Trade Frictions Extend Beyond Asia
Tariff tensions were not limited to the Washington-Beijing trade relationship. European lawmakers expressed doubts about the progress of the so-called Turnberry Agreement, indicating their desire for clearer commitments on trade policy before proceeding. This fragmentation of international consensus amplified the perception of systemic risk, further pressuring speculative assets like cryptocurrencies.
Sustained Recovery in Recent Crypto News
The landscape changed when the U.S. administration announced a five-day pause in operations against Iranian energy infrastructure. This announcement acted as a catalyst for risk recovery, allowing Bitcoin to surpass $70,000 and consolidate most of its gains. Crypto news from this period reflects how a positive geopolitical shift can quickly reverse the correlation of digital assets.
Altcoins responded enthusiastically. Ether, Solana, and Dogecoin experienced rebounds close to 5%, while crypto-related mining stocks also rebounded. Broader stock indices followed suit, with the S&P 500 and Nasdaq each posting gains of approximately 1.2%.
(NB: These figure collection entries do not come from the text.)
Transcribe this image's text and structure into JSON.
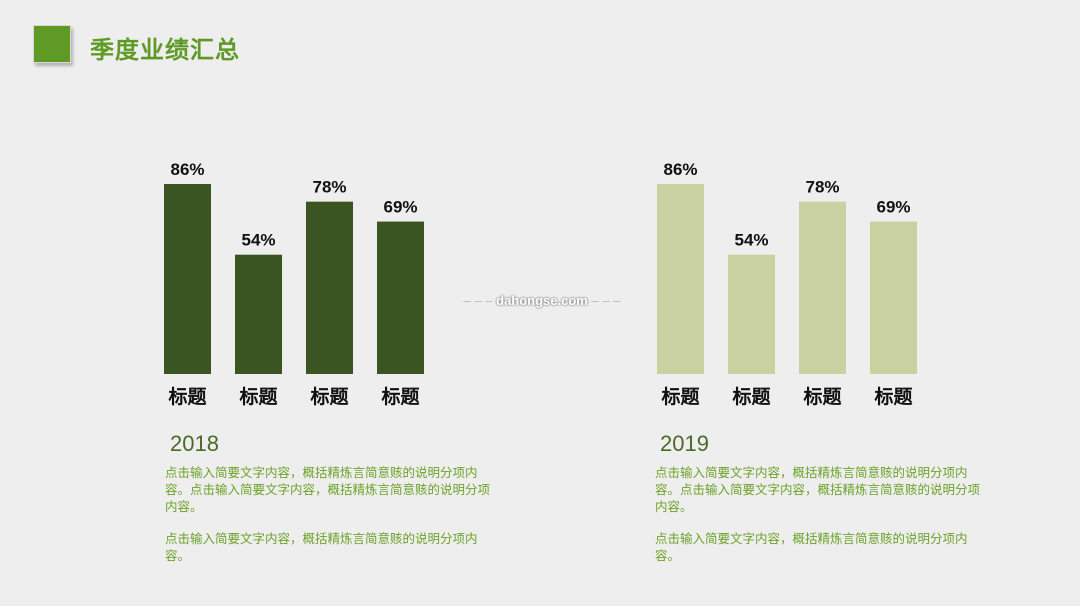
{
  "page": {
    "title": "季度业绩汇总",
    "watermark": "dahongse.com"
  },
  "chart_data": [
    {
      "type": "bar",
      "categories": [
        "标题",
        "标题",
        "标题",
        "标题"
      ],
      "values": [
        86,
        54,
        78,
        69
      ],
      "value_labels": [
        "86%",
        "54%",
        "78%",
        "69%"
      ],
      "bar_color": "#3a5422",
      "ylim": [
        0,
        100
      ]
    },
    {
      "type": "bar",
      "categories": [
        "标题",
        "标题",
        "标题",
        "标题"
      ],
      "values": [
        86,
        54,
        78,
        69
      ],
      "value_labels": [
        "86%",
        "54%",
        "78%",
        "69%"
      ],
      "bar_color": "#c8d19f",
      "ylim": [
        0,
        100
      ]
    }
  ],
  "left_panel": {
    "year": "2018",
    "para1": "点击输入简要文字内容，概括精炼言简意赅的说明分项内容。点击输入简要文字内容，概括精炼言简意赅的说明分项内容。",
    "para2": "点击输入简要文字内容，概括精炼言简意赅的说明分项内容。"
  },
  "right_panel": {
    "year": "2019",
    "para1": "点击输入简要文字内容，概括精炼言简意赅的说明分项内容。点击输入简要文字内容，概括精炼言简意赅的说明分项内容。",
    "para2": "点击输入简要文字内容，概括精炼言简意赅的说明分项内容。"
  }
}
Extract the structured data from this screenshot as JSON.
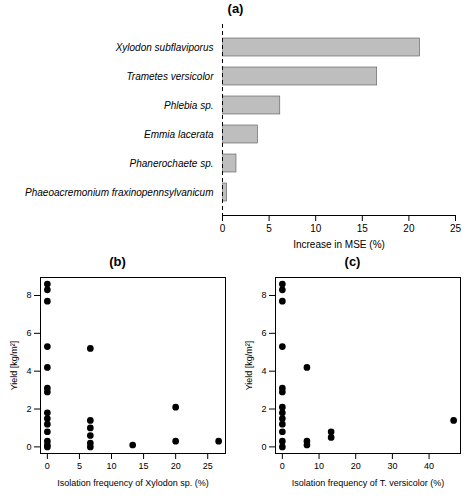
{
  "chart_data": [
    {
      "type": "bar",
      "title": "(a)",
      "orientation": "horizontal",
      "categories": [
        "Xylodon subflaviporus",
        "Trametes versicolor",
        "Phlebia sp.",
        "Emmia lacerata",
        "Phanerochaete sp.",
        "Phaeoacremonium fraxinopennsylvanicum"
      ],
      "values": [
        21.2,
        16.6,
        6.2,
        3.8,
        1.5,
        0.5
      ],
      "color": "#bebebe",
      "x_label": "Increase in MSE (%)",
      "xlim": [
        0,
        25
      ],
      "xticks": [
        0,
        5,
        10,
        15,
        20,
        25
      ]
    },
    {
      "type": "scatter",
      "title": "(b)",
      "x": [
        0,
        0,
        0,
        0,
        0,
        0,
        0,
        0,
        0,
        0,
        0,
        0,
        0,
        0,
        6.7,
        6.7,
        6.7,
        6.7,
        6.7,
        6.7,
        13.3,
        20,
        20,
        26.7
      ],
      "values": [
        8.6,
        8.3,
        7.7,
        5.3,
        4.2,
        3.1,
        2.9,
        1.8,
        1.5,
        1.2,
        0.8,
        0.3,
        0.1,
        0,
        5.2,
        1.4,
        1.0,
        0.6,
        0.2,
        0,
        0.1,
        2.1,
        0.3,
        0.3
      ],
      "color": "#000000",
      "marker": "circle",
      "x_label": "Isolation frequency of Xylodon sp. (%)",
      "y_label": "Yield [kg/m²]",
      "xlim": [
        -1.07,
        27.77
      ],
      "xticks": [
        0,
        5,
        10,
        15,
        20,
        25
      ],
      "ylim": [
        -0.35,
        8.95
      ],
      "yticks": [
        0,
        2,
        4,
        6,
        8
      ]
    },
    {
      "type": "scatter",
      "title": "(c)",
      "x": [
        0,
        0,
        0,
        0,
        0,
        0,
        0,
        0,
        0,
        0,
        0,
        0,
        0,
        6.7,
        6.7,
        6.7,
        13.3,
        13.3,
        46.7
      ],
      "values": [
        8.6,
        8.3,
        7.7,
        5.3,
        3.1,
        2.9,
        2.1,
        1.8,
        1.5,
        1.2,
        0.8,
        0.3,
        0,
        4.2,
        0.3,
        0.1,
        0.8,
        0.5,
        1.4
      ],
      "color": "#000000",
      "marker": "circle",
      "x_label": "Isolation frequency of T. versicolor (%)",
      "y_label": "Yield [kg/m²]",
      "xlim": [
        -1.87,
        48.57
      ],
      "xticks": [
        0,
        10,
        20,
        30,
        40
      ],
      "ylim": [
        -0.35,
        8.95
      ],
      "yticks": [
        0,
        2,
        4,
        6,
        8
      ]
    }
  ]
}
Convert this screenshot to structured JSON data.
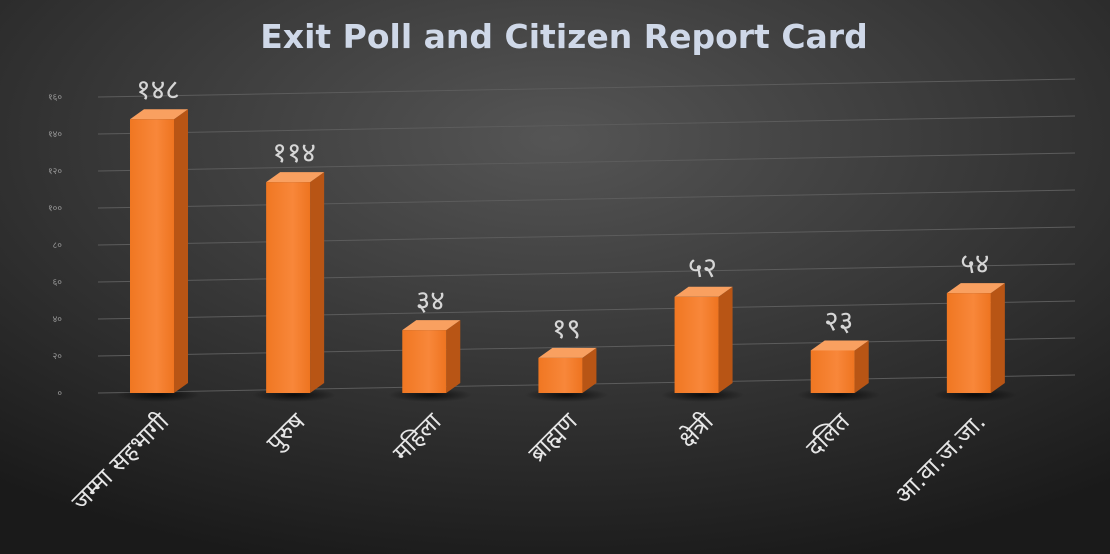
{
  "chart_data": {
    "type": "bar",
    "title": "Exit Poll and Citizen Report Card",
    "categories": [
      "जम्मा सहभागी",
      "पुरुष",
      "महिला",
      "ब्राह्मण",
      "क्षेत्री",
      "दलित",
      "आ.वा.ज.जा."
    ],
    "values": [
      148,
      114,
      34,
      19,
      52,
      23,
      54
    ],
    "data_labels": [
      "१४८",
      "११४",
      "३४",
      "१९",
      "५२",
      "२३",
      "५४"
    ],
    "y_ticks": [
      0,
      20,
      40,
      60,
      80,
      100,
      120,
      140,
      160
    ],
    "y_tick_labels": [
      "०",
      "२०",
      "४०",
      "६०",
      "८०",
      "१००",
      "१२०",
      "१४०",
      "१६०"
    ],
    "ylim": [
      0,
      160
    ],
    "xlabel": "",
    "ylabel": "",
    "grid": true,
    "legend": "none",
    "colors": {
      "background_top": "#4a4a4a",
      "background_bottom": "#1c1c1c",
      "bar_front": "#f57f2a",
      "bar_side": "#b85515",
      "bar_top": "#f9a060",
      "gridline": "#5c5c5c",
      "title": "#cfd8e8"
    }
  }
}
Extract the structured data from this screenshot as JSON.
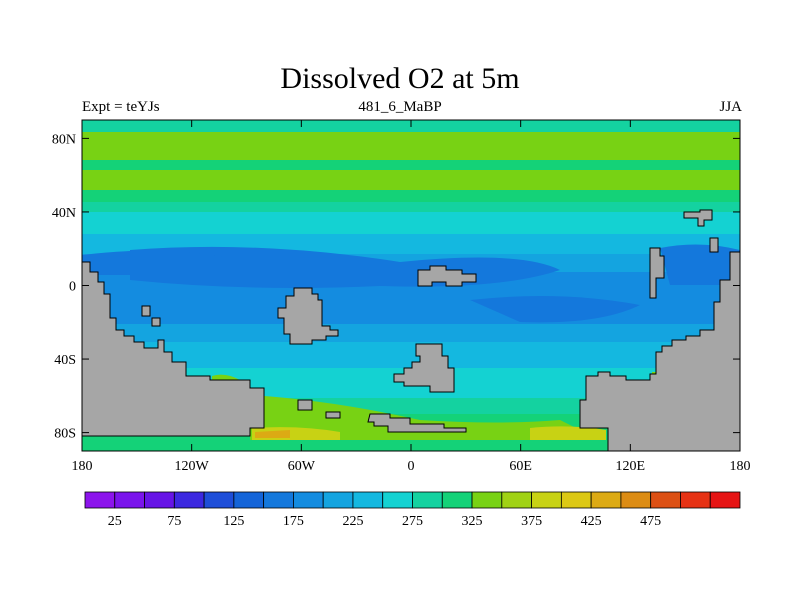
{
  "title": "Dissolved O2 at 5m",
  "subtitle_left": "Expt = teYJs",
  "subtitle_center": "481_6_MaBP",
  "subtitle_right": "JJA",
  "map": {
    "lon_ticks": [
      "180",
      "120W",
      "60W",
      "0",
      "60E",
      "120E",
      "180"
    ],
    "lat_ticks": [
      "80N",
      "40N",
      "0",
      "40S",
      "80S"
    ],
    "land_color": "#a6a6a6"
  },
  "colorbar": {
    "colors": [
      "#8c14ec",
      "#7a14ec",
      "#6614e6",
      "#3c28e0",
      "#1e4ed8",
      "#1464d8",
      "#1478dc",
      "#148ce0",
      "#14a4e0",
      "#14b8e0",
      "#14d2d2",
      "#14d2a0",
      "#14d278",
      "#78d214",
      "#a0d214",
      "#c8d214",
      "#dcc814",
      "#dcaa14",
      "#dc8c14",
      "#dc5014",
      "#e63214",
      "#e61414"
    ],
    "labels": [
      "25",
      "75",
      "125",
      "175",
      "225",
      "275",
      "325",
      "375",
      "425",
      "475"
    ]
  }
}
Current Dynamics and Market Outlook
According to recent data from March 2026, Bitcoin is trading around $70,440, reflecting a 3.32% increase in 24 hours, though it remains down 6.81% weekly. Ether has regained ground, reaching $2,140 with daily gains of 3.84%. XRP is at $1.41, up 2.02% in 24 hours. Solana is recovering to $90.16 (+4.23% in 24h), while Dogecoin stands at $0.09 with a 2.50% gain.
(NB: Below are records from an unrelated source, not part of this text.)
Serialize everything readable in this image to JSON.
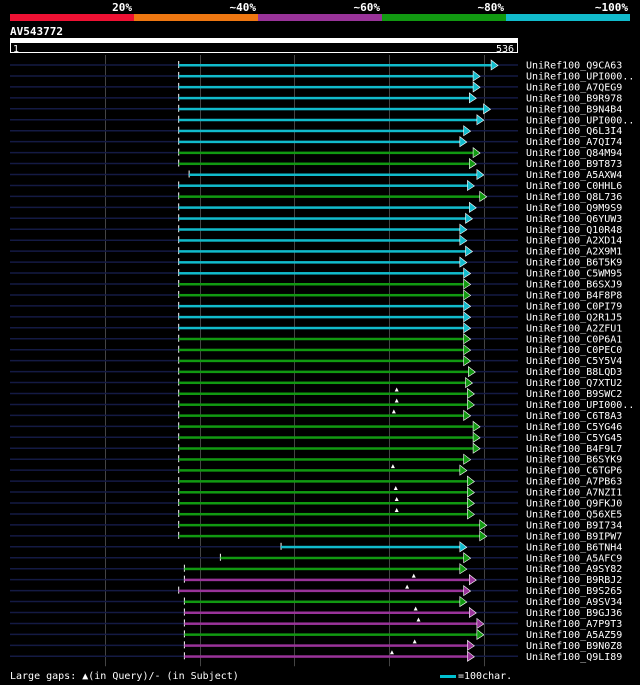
{
  "query_id": "AV543772",
  "axis_start": "1",
  "axis_end": "536",
  "legend": {
    "bins": [
      {
        "label": "20%",
        "color": "#ee1133"
      },
      {
        "label": "~40%",
        "color": "#ee7711"
      },
      {
        "label": "~60%",
        "color": "#993399"
      },
      {
        "label": "~80%",
        "color": "#119911"
      },
      {
        "label": "~100%",
        "color": "#11bbcc"
      }
    ]
  },
  "footer": {
    "text": "Large gaps: ▲(in Query)/- (in Subject)",
    "scale_label": "=100char."
  },
  "chart_data": {
    "type": "bar",
    "query_length": 536,
    "hits": [
      {
        "name": "UniRef100_Q9CA63",
        "start": 178,
        "end": 515,
        "color": "#11bbcc",
        "gap": null
      },
      {
        "name": "UniRef100_UPI000..",
        "start": 178,
        "end": 496,
        "color": "#11bbcc",
        "gap": null
      },
      {
        "name": "UniRef100_A7QEG9",
        "start": 178,
        "end": 496,
        "color": "#11bbcc",
        "gap": null
      },
      {
        "name": "UniRef100_B9R978",
        "start": 178,
        "end": 492,
        "color": "#11bbcc",
        "gap": null
      },
      {
        "name": "UniRef100_B9N4B4",
        "start": 178,
        "end": 507,
        "color": "#11bbcc",
        "gap": null
      },
      {
        "name": "UniRef100_UPI000..",
        "start": 178,
        "end": 500,
        "color": "#11bbcc",
        "gap": null
      },
      {
        "name": "UniRef100_Q6L3I4",
        "start": 178,
        "end": 486,
        "color": "#11bbcc",
        "gap": null
      },
      {
        "name": "UniRef100_A7QI74",
        "start": 178,
        "end": 482,
        "color": "#11bbcc",
        "gap": null
      },
      {
        "name": "UniRef100_Q84M94",
        "start": 178,
        "end": 496,
        "color": "#119911",
        "gap": null
      },
      {
        "name": "UniRef100_B9T873",
        "start": 178,
        "end": 492,
        "color": "#119911",
        "gap": null
      },
      {
        "name": "UniRef100_A5AXW4",
        "start": 189,
        "end": 500,
        "color": "#11bbcc",
        "gap": null
      },
      {
        "name": "UniRef100_C0HHL6",
        "start": 178,
        "end": 490,
        "color": "#11bbcc",
        "gap": null
      },
      {
        "name": "UniRef100_Q8L736",
        "start": 178,
        "end": 503,
        "color": "#119911",
        "gap": null
      },
      {
        "name": "UniRef100_Q9M9S9",
        "start": 178,
        "end": 492,
        "color": "#11bbcc",
        "gap": null
      },
      {
        "name": "UniRef100_Q6YUW3",
        "start": 178,
        "end": 488,
        "color": "#11bbcc",
        "gap": null
      },
      {
        "name": "UniRef100_Q10R48",
        "start": 178,
        "end": 482,
        "color": "#11bbcc",
        "gap": null
      },
      {
        "name": "UniRef100_A2XD14",
        "start": 178,
        "end": 482,
        "color": "#11bbcc",
        "gap": null
      },
      {
        "name": "UniRef100_A2X9M1",
        "start": 178,
        "end": 488,
        "color": "#11bbcc",
        "gap": null
      },
      {
        "name": "UniRef100_B6T5K9",
        "start": 178,
        "end": 482,
        "color": "#11bbcc",
        "gap": null
      },
      {
        "name": "UniRef100_C5WM95",
        "start": 178,
        "end": 486,
        "color": "#11bbcc",
        "gap": null
      },
      {
        "name": "UniRef100_B6SXJ9",
        "start": 178,
        "end": 486,
        "color": "#119911",
        "gap": null
      },
      {
        "name": "UniRef100_B4F8P8",
        "start": 178,
        "end": 486,
        "color": "#119911",
        "gap": null
      },
      {
        "name": "UniRef100_C0PI79",
        "start": 178,
        "end": 486,
        "color": "#11bbcc",
        "gap": null
      },
      {
        "name": "UniRef100_Q2R1J5",
        "start": 178,
        "end": 486,
        "color": "#11bbcc",
        "gap": null
      },
      {
        "name": "UniRef100_A2ZFU1",
        "start": 178,
        "end": 486,
        "color": "#11bbcc",
        "gap": null
      },
      {
        "name": "UniRef100_C0P6A1",
        "start": 178,
        "end": 486,
        "color": "#119911",
        "gap": null
      },
      {
        "name": "UniRef100_C0PEC0",
        "start": 178,
        "end": 486,
        "color": "#119911",
        "gap": null
      },
      {
        "name": "UniRef100_C5Y5V4",
        "start": 178,
        "end": 486,
        "color": "#119911",
        "gap": null
      },
      {
        "name": "UniRef100_B8LQD3",
        "start": 178,
        "end": 491,
        "color": "#119911",
        "gap": null
      },
      {
        "name": "UniRef100_Q7XTU2",
        "start": 178,
        "end": 488,
        "color": "#119911",
        "gap": null
      },
      {
        "name": "UniRef100_B9SWC2",
        "start": 178,
        "end": 490,
        "color": "#119911",
        "gap": 408
      },
      {
        "name": "UniRef100_UPI000..",
        "start": 178,
        "end": 490,
        "color": "#119911",
        "gap": 408
      },
      {
        "name": "UniRef100_C6T8A3",
        "start": 178,
        "end": 486,
        "color": "#119911",
        "gap": 405
      },
      {
        "name": "UniRef100_C5YG46",
        "start": 178,
        "end": 496,
        "color": "#119911",
        "gap": null
      },
      {
        "name": "UniRef100_C5YG45",
        "start": 178,
        "end": 496,
        "color": "#119911",
        "gap": null
      },
      {
        "name": "UniRef100_B4F9L7",
        "start": 178,
        "end": 496,
        "color": "#119911",
        "gap": null
      },
      {
        "name": "UniRef100_B6SYK9",
        "start": 178,
        "end": 486,
        "color": "#119911",
        "gap": null
      },
      {
        "name": "UniRef100_C6TGP6",
        "start": 178,
        "end": 482,
        "color": "#119911",
        "gap": 404
      },
      {
        "name": "UniRef100_A7PB63",
        "start": 178,
        "end": 490,
        "color": "#119911",
        "gap": null
      },
      {
        "name": "UniRef100_A7NZI1",
        "start": 178,
        "end": 490,
        "color": "#119911",
        "gap": 407
      },
      {
        "name": "UniRef100_Q9FKJ0",
        "start": 178,
        "end": 490,
        "color": "#119911",
        "gap": 408
      },
      {
        "name": "UniRef100_Q56XE5",
        "start": 178,
        "end": 490,
        "color": "#119911",
        "gap": 408
      },
      {
        "name": "UniRef100_B9I734",
        "start": 178,
        "end": 503,
        "color": "#119911",
        "gap": null
      },
      {
        "name": "UniRef100_B9IPW7",
        "start": 178,
        "end": 503,
        "color": "#119911",
        "gap": null
      },
      {
        "name": "UniRef100_B6TNH4",
        "start": 286,
        "end": 482,
        "color": "#11bbcc",
        "gap": null
      },
      {
        "name": "UniRef100_A5AFC9",
        "start": 222,
        "end": 486,
        "color": "#119911",
        "gap": null
      },
      {
        "name": "UniRef100_A9SY82",
        "start": 184,
        "end": 482,
        "color": "#119911",
        "gap": null
      },
      {
        "name": "UniRef100_B9RBJ2",
        "start": 184,
        "end": 492,
        "color": "#993399",
        "gap": 426
      },
      {
        "name": "UniRef100_B9S265",
        "start": 178,
        "end": 486,
        "color": "#993399",
        "gap": 419
      },
      {
        "name": "UniRef100_A9SV34",
        "start": 184,
        "end": 482,
        "color": "#119911",
        "gap": null
      },
      {
        "name": "UniRef100_B9GJ36",
        "start": 184,
        "end": 492,
        "color": "#993399",
        "gap": 428
      },
      {
        "name": "UniRef100_A7P9T3",
        "start": 184,
        "end": 500,
        "color": "#993399",
        "gap": 431
      },
      {
        "name": "UniRef100_A5AZ59",
        "start": 184,
        "end": 500,
        "color": "#119911",
        "gap": null
      },
      {
        "name": "UniRef100_B9N0Z8",
        "start": 184,
        "end": 490,
        "color": "#993399",
        "gap": 427
      },
      {
        "name": "UniRef100_Q9LI89",
        "start": 184,
        "end": 490,
        "color": "#993399",
        "gap": 403
      }
    ]
  }
}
Upcoming Catalysts Under Watch
Analysts believe that Bitcoin’s next decisive move will depend on key macroeconomic factors. Stabilization of oil prices and maritime traffic through the Strait of Hormuz could support an additional test of the $74,000–$76,000 range. Conversely, if these variables deteriorate, prices could retreat toward mid-$60,000s.
Crypto news will continue to reflect this interdependence between global risk markets and digital assets. Until trade policies find a more stable footing, cryptocurrencies are likely to keep dancing to the rhythm of overall risk sentiment rather than developing narratives driven solely by internal crypto ecosystem dynamics.